Stroke, a leading cause of disability and death, is best managed by rapid identification and treatment. Women with strokes have higher rates of morbidity and mortality than men. These worse outcomes among women are probably related to late diagnosis caused by triage delay secondary to unusual symptom presentations. Labiche and associates looked at the presenting symptoms of strokes in men and women to determine whether a sex difference exists.

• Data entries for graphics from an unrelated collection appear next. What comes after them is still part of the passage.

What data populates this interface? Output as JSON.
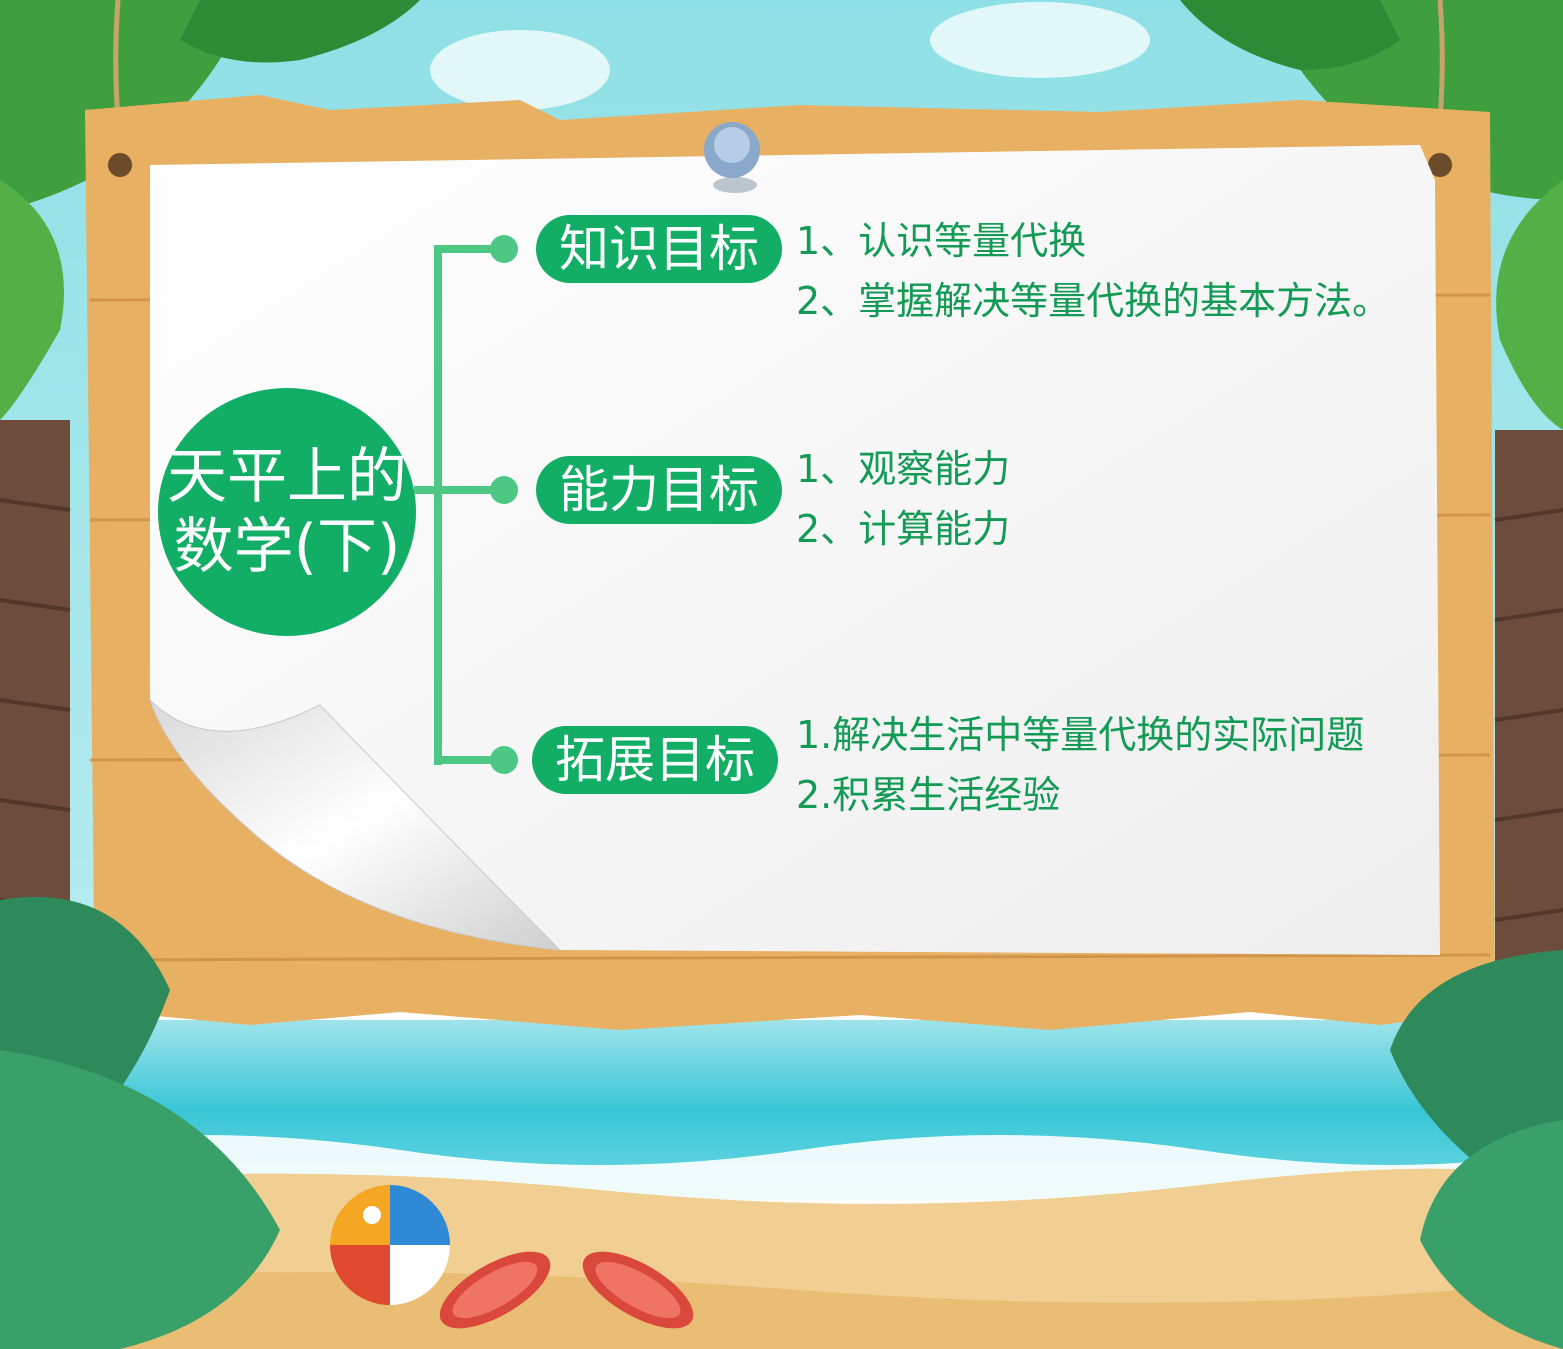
{
  "title": {
    "line1": "天平上的",
    "line2": "数学(下)"
  },
  "branches": [
    {
      "label": "知识目标",
      "items": [
        "1、认识等量代换",
        "2、掌握解决等量代换的基本方法。"
      ]
    },
    {
      "label": "能力目标",
      "items": [
        "1、观察能力",
        "2、计算能力"
      ]
    },
    {
      "label": "拓展目标",
      "items": [
        "1.解决生活中等量代换的实际问题",
        "2.积累生活经验"
      ]
    }
  ],
  "colors": {
    "primary_green": "#12ae66",
    "connector_green": "#4cc784",
    "text_green": "#139a55",
    "sky": "#8fe0e6",
    "board_wood": "#e8b062",
    "paper": "#f6f6f6",
    "sea": "#39c6d6",
    "sand": "#f1cf93"
  }
}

They examined data from the TLL Temple Foundation Stroke Project, a prospective surveillance project in 10 community nonurban hospitals from February 1998 to March 2000. Data were collected from emergency department and hospital admission logs. As soon as possible after case identification, formal patient interviews were conducted with the patient or a person who was familiar with the patient's presenting symptoms. Symptoms were classified into 14 categories; 12 represented traditional and nontraditional stroke symptoms, one represented unclassifiable symptoms that might be neurologic but are not typical (such as nausea, generalized weakness, hiccups), and one represented nonspecific symptoms unlikely to be neurologic in origin (such as chest pain, palpitations).

Detailed interview data on cerebrovascular events were obtained for 1,124 cases, which made up 94.5 percent of all cases identified. Women were more likely to be older and white. Men had higher rates of tobacco use and higher income. Women were significantly more likely to have hemorrhagic stroke, intra-cerebral or subarachnoid, than were men. Traditional stroke symptoms including imbalance and hemiparesis were more common among men, while nontraditional stroke symptoms such as pain, change in level of consciousness, and disorientation were more common among women.

The authors conclude that delayed diagnosis of acute stroke in women might be caused by sex differences in presenting symptoms, with women reporting nontraditional symptoms (e.g., pain, change in level of consciousness, disorientation, and non-neurologic symptoms) more commonly than men. Stroke triage personnel should be vigilant for these symptoms in women.

In an editorial in the same journal, Washington and Bird note the importance of recognizing the sex differences in disease presentations, notably in acute myocardial infarction and stroke. Further research is encouraged to look at sex differences in the way diagnoses are made and treatments selected, to elucidate the outcome differences between men and women for many medical conditions.